Thanks all. I was trying to see if I could cut down on any of the cabling, but it seems not

If you had three devices chained together, the one in the middle could provide PoE to those either side. So any combination of three switches and/or WAPs could be run on PoE from one of them.


Interesting. Worth a try with a couple of switches. Thanks Chris

As Simon notes, you generally won’t be able to chain multiple devices, all powered by PoE. I run a (large, for a residential network) Ubiquiti network. My “core” switch powers a couple of access points, and the switch in the lounge (which feeds my ND555). I’ve got another switch in the study, which itself powers an access point and a couple of cameras. The study switch is powered by its own power supply.

As Simon also noted, the key thing to keep an eye on is the power budget. Each PoE power-consuming device (switch, access point, camera etc) will have a power requirement measured in watts, and you have to make sure that the switch providing the power has enough grunt.

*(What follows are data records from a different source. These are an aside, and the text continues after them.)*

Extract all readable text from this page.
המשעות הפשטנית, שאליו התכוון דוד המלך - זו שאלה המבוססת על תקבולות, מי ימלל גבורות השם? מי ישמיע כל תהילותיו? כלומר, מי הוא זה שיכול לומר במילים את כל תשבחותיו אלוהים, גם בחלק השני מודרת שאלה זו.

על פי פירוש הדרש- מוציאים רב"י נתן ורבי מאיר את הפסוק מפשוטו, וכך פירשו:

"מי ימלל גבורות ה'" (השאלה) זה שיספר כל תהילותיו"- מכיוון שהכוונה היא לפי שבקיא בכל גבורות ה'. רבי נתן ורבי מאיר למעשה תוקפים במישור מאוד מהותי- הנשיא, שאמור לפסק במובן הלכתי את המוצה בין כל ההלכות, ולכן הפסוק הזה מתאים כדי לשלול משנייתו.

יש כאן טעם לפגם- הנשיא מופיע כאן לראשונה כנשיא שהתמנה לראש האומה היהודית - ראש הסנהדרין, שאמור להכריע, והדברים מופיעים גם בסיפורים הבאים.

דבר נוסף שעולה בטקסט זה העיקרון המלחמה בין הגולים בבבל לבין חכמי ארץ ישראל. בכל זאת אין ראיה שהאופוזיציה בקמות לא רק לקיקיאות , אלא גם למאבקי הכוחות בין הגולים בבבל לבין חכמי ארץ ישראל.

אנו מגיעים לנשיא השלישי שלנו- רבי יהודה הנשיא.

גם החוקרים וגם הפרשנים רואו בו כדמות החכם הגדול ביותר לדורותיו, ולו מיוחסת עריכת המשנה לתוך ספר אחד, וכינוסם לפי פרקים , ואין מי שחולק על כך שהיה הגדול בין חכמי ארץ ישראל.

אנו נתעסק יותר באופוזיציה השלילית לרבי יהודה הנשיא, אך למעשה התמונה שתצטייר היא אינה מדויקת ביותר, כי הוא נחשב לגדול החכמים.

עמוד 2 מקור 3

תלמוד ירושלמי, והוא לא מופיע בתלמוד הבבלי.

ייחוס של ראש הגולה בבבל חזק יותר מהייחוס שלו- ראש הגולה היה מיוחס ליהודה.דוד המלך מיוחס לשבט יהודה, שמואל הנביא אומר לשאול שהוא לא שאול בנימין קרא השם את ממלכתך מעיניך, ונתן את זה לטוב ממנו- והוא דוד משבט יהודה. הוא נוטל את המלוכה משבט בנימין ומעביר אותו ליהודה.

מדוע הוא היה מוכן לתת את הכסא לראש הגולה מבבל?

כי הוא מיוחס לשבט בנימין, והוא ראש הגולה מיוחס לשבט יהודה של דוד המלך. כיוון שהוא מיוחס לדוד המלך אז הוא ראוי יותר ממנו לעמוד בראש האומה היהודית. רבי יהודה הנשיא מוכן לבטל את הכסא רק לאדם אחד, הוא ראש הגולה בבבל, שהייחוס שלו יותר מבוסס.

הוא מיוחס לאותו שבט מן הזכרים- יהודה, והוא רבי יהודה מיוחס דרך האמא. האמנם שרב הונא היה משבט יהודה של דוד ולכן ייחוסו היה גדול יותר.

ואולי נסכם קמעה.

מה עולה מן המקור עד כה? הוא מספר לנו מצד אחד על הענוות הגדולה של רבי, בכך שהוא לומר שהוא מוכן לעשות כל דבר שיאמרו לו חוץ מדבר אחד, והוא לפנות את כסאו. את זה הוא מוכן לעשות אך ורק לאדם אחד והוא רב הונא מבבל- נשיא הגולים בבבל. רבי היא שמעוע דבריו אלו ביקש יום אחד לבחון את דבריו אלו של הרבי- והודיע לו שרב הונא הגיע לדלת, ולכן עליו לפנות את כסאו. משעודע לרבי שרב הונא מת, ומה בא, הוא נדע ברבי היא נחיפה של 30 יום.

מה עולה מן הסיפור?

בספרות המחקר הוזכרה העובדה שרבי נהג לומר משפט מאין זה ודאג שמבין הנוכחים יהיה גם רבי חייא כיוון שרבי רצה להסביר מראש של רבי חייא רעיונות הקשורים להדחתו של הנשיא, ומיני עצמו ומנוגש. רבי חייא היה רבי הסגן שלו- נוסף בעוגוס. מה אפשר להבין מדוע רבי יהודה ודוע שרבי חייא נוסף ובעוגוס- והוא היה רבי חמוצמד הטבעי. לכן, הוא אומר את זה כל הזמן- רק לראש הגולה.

As an aside, I’ve been trying different switches (thus far a Nordost QNet with a couple of Heimdall 2 ethernet cables, and now a Melco S100/2 powered by a Plixir linear power supply). I’ve yet to get into serious listening with the S100, but I couldn’t detect any difference in sound quality with the Nordost, which leads me to think that the Ubiquiti equipment, powered via PoE from another room (and on a different circuit) does a pretty good job.


If you’re able to make it work, a simple “star” configuration cuts down on complexity. Multi-switch chaining can be a great way to end up racing around the house trying to find the switch in the chain that is causing connectivity problems.

When we did a renovation several years back, I had used the built-in wardrobe in our spare bedroom as a comms closet, with a couple of UTP runs from there into each room in the house that I wanted connectivity to. It’s worked great, and keeps things simple.


Indeed, hub and spoke will be most reliable over time. A central switch that connects to your broadband router is technically called a distribution layer switch… that is what you will have in your loft. These will connect directly or to access switches in your rooms.
I would suggest if you have more than one or two switches, that you use basic managed switches at least such as the entry level Ubiquiti switches where you can connect to their manager screen/centralised portal and see their status … ideal when you are setting up or troubleshooting or seeing what is doing what without knowing how to configure them.


That’s a great help folks. Much appreciated.